Toys may be divided into functional types, with one toy serving more than one function: climbing (chains, ladders, swings), chewing (goal-oriented or otherwise), foot toys, puzzle toys, and foraging toys.
- More than one type in the cage at all times.
- Rotate toys periodically; introduce new toys at regular intervals.
- Chewing toys should be destructible.
- Play with the toys oneself; demonstrate to parrot how the toy works, etc. Some species enjoy interacting with people and toys together, other species do not.

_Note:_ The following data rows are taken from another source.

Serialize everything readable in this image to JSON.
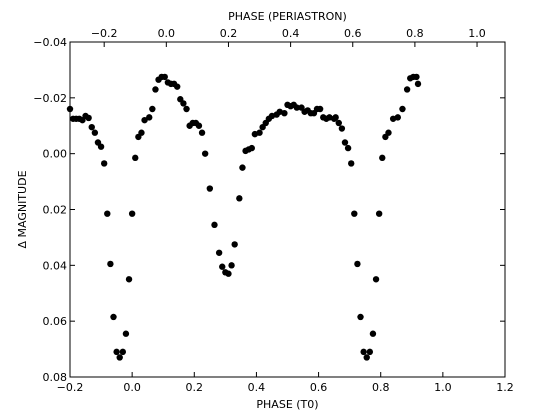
{
  "chart_data": {
    "type": "scatter",
    "xlabel": "PHASE (T0)",
    "x2label": "PHASE (PERIASTRON)",
    "ylabel": "Δ MAGNITUDE",
    "xlim": [
      -0.2,
      1.2
    ],
    "ylim": [
      0.08,
      -0.04
    ],
    "y_inverted": true,
    "x2_offset": 0.11,
    "grid": false,
    "xticks": [
      -0.2,
      0.0,
      0.2,
      0.4,
      0.6,
      0.8,
      1.0,
      1.2
    ],
    "xtick_labels": [
      "−0.2",
      "0.0",
      "0.2",
      "0.4",
      "0.6",
      "0.8",
      "1.0",
      "1.2"
    ],
    "x2ticks": [
      -0.2,
      0.0,
      0.2,
      0.4,
      0.6,
      0.8,
      1.0
    ],
    "x2tick_labels": [
      "−0.2",
      "0.0",
      "0.2",
      "0.4",
      "0.6",
      "0.8",
      "1.0"
    ],
    "yticks": [
      -0.04,
      -0.02,
      0.0,
      0.02,
      0.04,
      0.06,
      0.08
    ],
    "ytick_labels": [
      "−0.04",
      "−0.02",
      "0.00",
      "0.02",
      "0.04",
      "0.06",
      "0.08"
    ],
    "series": [
      {
        "marker": "circle",
        "color": "#000000",
        "points": [
          [
            -0.2,
            -0.016
          ],
          [
            -0.19,
            -0.0125
          ],
          [
            -0.18,
            -0.0125
          ],
          [
            -0.17,
            -0.0125
          ],
          [
            -0.16,
            -0.012
          ],
          [
            -0.15,
            -0.0135
          ],
          [
            -0.14,
            -0.0128
          ],
          [
            -0.13,
            -0.0095
          ],
          [
            -0.12,
            -0.0075
          ],
          [
            -0.11,
            -0.004
          ],
          [
            -0.1,
            -0.0025
          ],
          [
            -0.09,
            0.0035
          ],
          [
            -0.08,
            0.0215
          ],
          [
            -0.07,
            0.0395
          ],
          [
            -0.06,
            0.0585
          ],
          [
            -0.05,
            0.071
          ],
          [
            -0.04,
            0.073
          ],
          [
            -0.03,
            0.071
          ],
          [
            -0.02,
            0.0645
          ],
          [
            -0.01,
            0.045
          ],
          [
            0.0,
            0.0215
          ],
          [
            0.01,
            0.0015
          ],
          [
            0.02,
            -0.006
          ],
          [
            0.03,
            -0.0075
          ],
          [
            0.04,
            -0.012
          ],
          [
            0.055,
            -0.013
          ],
          [
            0.065,
            -0.016
          ],
          [
            0.075,
            -0.023
          ],
          [
            0.085,
            -0.0265
          ],
          [
            0.095,
            -0.0275
          ],
          [
            0.105,
            -0.0275
          ],
          [
            0.115,
            -0.0255
          ],
          [
            0.125,
            -0.025
          ],
          [
            0.135,
            -0.025
          ],
          [
            0.145,
            -0.024
          ],
          [
            0.155,
            -0.0195
          ],
          [
            0.165,
            -0.018
          ],
          [
            0.175,
            -0.016
          ],
          [
            0.185,
            -0.01
          ],
          [
            0.195,
            -0.011
          ],
          [
            0.205,
            -0.011
          ],
          [
            0.215,
            -0.01
          ],
          [
            0.225,
            -0.0075
          ],
          [
            0.235,
            0.0
          ],
          [
            0.25,
            0.0125
          ],
          [
            0.265,
            0.0255
          ],
          [
            0.28,
            0.0355
          ],
          [
            0.29,
            0.0405
          ],
          [
            0.3,
            0.0425
          ],
          [
            0.31,
            0.043
          ],
          [
            0.32,
            0.04
          ],
          [
            0.33,
            0.0325
          ],
          [
            0.345,
            0.016
          ],
          [
            0.355,
            0.005
          ],
          [
            0.365,
            -0.001
          ],
          [
            0.375,
            -0.0015
          ],
          [
            0.385,
            -0.002
          ],
          [
            0.395,
            -0.007
          ],
          [
            0.41,
            -0.0075
          ],
          [
            0.42,
            -0.0095
          ],
          [
            0.43,
            -0.011
          ],
          [
            0.44,
            -0.0125
          ],
          [
            0.45,
            -0.0135
          ],
          [
            0.465,
            -0.014
          ],
          [
            0.475,
            -0.015
          ],
          [
            0.49,
            -0.0145
          ],
          [
            0.5,
            -0.0175
          ],
          [
            0.51,
            -0.017
          ],
          [
            0.52,
            -0.0175
          ],
          [
            0.53,
            -0.0165
          ],
          [
            0.545,
            -0.0165
          ],
          [
            0.555,
            -0.015
          ],
          [
            0.565,
            -0.0155
          ],
          [
            0.575,
            -0.0145
          ],
          [
            0.585,
            -0.0145
          ],
          [
            0.595,
            -0.016
          ],
          [
            0.605,
            -0.016
          ],
          [
            0.615,
            -0.013
          ],
          [
            0.625,
            -0.0125
          ],
          [
            0.635,
            -0.013
          ],
          [
            0.65,
            -0.0125
          ],
          [
            0.655,
            -0.013
          ],
          [
            0.665,
            -0.011
          ],
          [
            0.675,
            -0.009
          ],
          [
            0.685,
            -0.004
          ],
          [
            0.695,
            -0.002
          ],
          [
            0.705,
            0.0035
          ],
          [
            0.715,
            0.0215
          ],
          [
            0.725,
            0.0395
          ],
          [
            0.735,
            0.0585
          ],
          [
            0.745,
            0.071
          ],
          [
            0.755,
            0.073
          ],
          [
            0.765,
            0.071
          ],
          [
            0.775,
            0.0645
          ],
          [
            0.785,
            0.045
          ],
          [
            0.795,
            0.0215
          ],
          [
            0.805,
            0.0015
          ],
          [
            0.815,
            -0.006
          ],
          [
            0.825,
            -0.0075
          ],
          [
            0.84,
            -0.0125
          ],
          [
            0.855,
            -0.013
          ],
          [
            0.87,
            -0.016
          ],
          [
            0.885,
            -0.023
          ],
          [
            0.895,
            -0.027
          ],
          [
            0.905,
            -0.0275
          ],
          [
            0.915,
            -0.0275
          ],
          [
            0.92,
            -0.025
          ]
        ]
      }
    ]
  }
}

Studies since the late 1960’s and early 1970’s have demonstrated that animals prefer to forage for food (express natural behaviors) versus eating food out of a dish or off a plate. More specifically, studies in Orange-Winged Amazons and others have shown that encouraging foraging behaviors reduced self-mutilation/feather picking and resulted in birds that seemed “happier”. Current thought is that some abnormal and self-mutilatory behaviors in birds relates to lack of environmental enrichments/stimulation and the inability to express natural behaviors. What seems like a pretty good life to humans may actually be very stressful for what is essentially a wild animal. Unlike dogs, birds have not been bred for thousands of years to be human companions, or to perform specific jobs with or for humans.
Clicker training encourages learning, exercise, and can replace some behaviors humans exhibit towards birds (heavy petting) with healthier behaviors (time spent encouraging and developing a bird’s intellectual and physical skills).

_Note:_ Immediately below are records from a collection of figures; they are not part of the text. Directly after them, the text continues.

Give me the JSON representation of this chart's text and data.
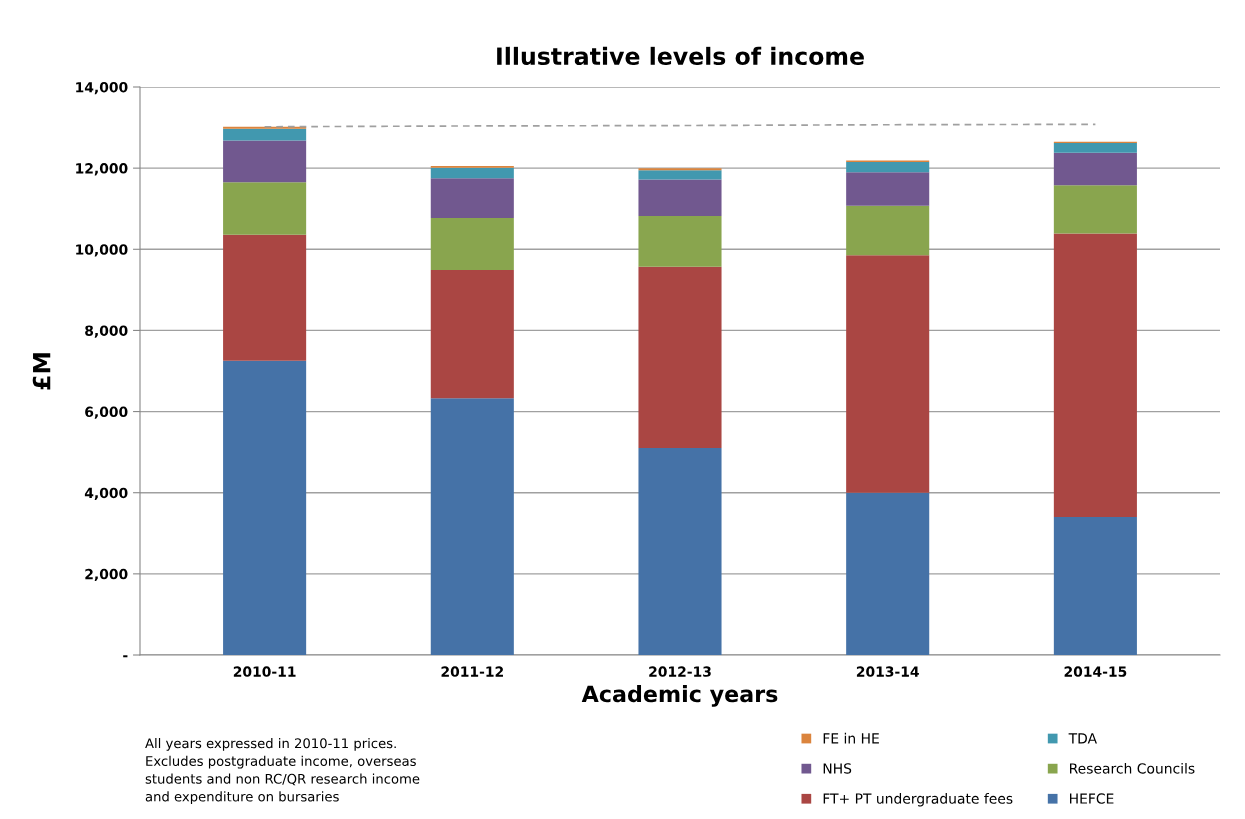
{
  "chart_data": {
    "type": "bar",
    "title": "Illustrative levels of income",
    "xlabel": "Academic years",
    "ylabel": "£M",
    "categories": [
      "2010-11",
      "2011-12",
      "2012-13",
      "2013-14",
      "2014-15"
    ],
    "stacked": true,
    "series": [
      {
        "name": "HEFCE",
        "color": "#4572a7",
        "values": [
          7250,
          6330,
          5100,
          4000,
          3400
        ]
      },
      {
        "name": "FT+ PT undergraduate fees",
        "color": "#aa4643",
        "values": [
          3110,
          3160,
          4470,
          5850,
          6990
        ]
      },
      {
        "name": "Research Councils",
        "color": "#89a54e",
        "values": [
          1290,
          1280,
          1250,
          1220,
          1190
        ]
      },
      {
        "name": "NHS",
        "color": "#71588f",
        "values": [
          1030,
          980,
          900,
          830,
          800
        ]
      },
      {
        "name": "TDA",
        "color": "#4198af",
        "values": [
          290,
          260,
          230,
          250,
          240
        ]
      },
      {
        "name": "FE in HE",
        "color": "#db843d",
        "values": [
          50,
          40,
          50,
          40,
          30
        ]
      },
      {
        "type": "line",
        "color": "#a0a0a0",
        "line_style": "dashed",
        "marker": "none",
        "values": [
          13020,
          13040,
          13050,
          13070,
          13080
        ]
      }
    ],
    "ylim": [
      0,
      14000
    ],
    "yticks": [
      {
        "value": 0,
        "label": "-"
      },
      {
        "value": 2000,
        "label": "2,000"
      },
      {
        "value": 4000,
        "label": "4,000"
      },
      {
        "value": 6000,
        "label": "6,000"
      },
      {
        "value": 8000,
        "label": "8,000"
      },
      {
        "value": 10000,
        "label": "10,000"
      },
      {
        "value": 12000,
        "label": "12,000"
      },
      {
        "value": 14000,
        "label": "14,000"
      }
    ],
    "grid": "y",
    "legend": "bottom right",
    "annotations": [
      "All years expressed in 2010-11 prices.\nExcludes postgraduate income, overseas\nstudents and non RC/QR research income\nand expenditure on bursaries"
    ]
  }
}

A seed diet by itself for nongranivorous psittacines is not a balanced diet. Neither is a “fortified” seed diet or a diet consisting of a mixture of seeds and dried fruits, nuts, and pellets. Contrary to popular belief, seeds (even sunflower seeds) are not addictive, they simply taste “yummy”. Nongranivorous birds on all-seed diets develop nutritional deficiencies and live shorter lives. Feeding only “people foods” may easily result in nutritional imbalances as well. For more information regarding nutritional requirements, please visit the following link on psittacine nutrition.
- Annual physical exam with a review of diet and husbandry.
- Annual bloodwork.
- Baseline radiographs.
- Nail trims and wing clippings performed as needed.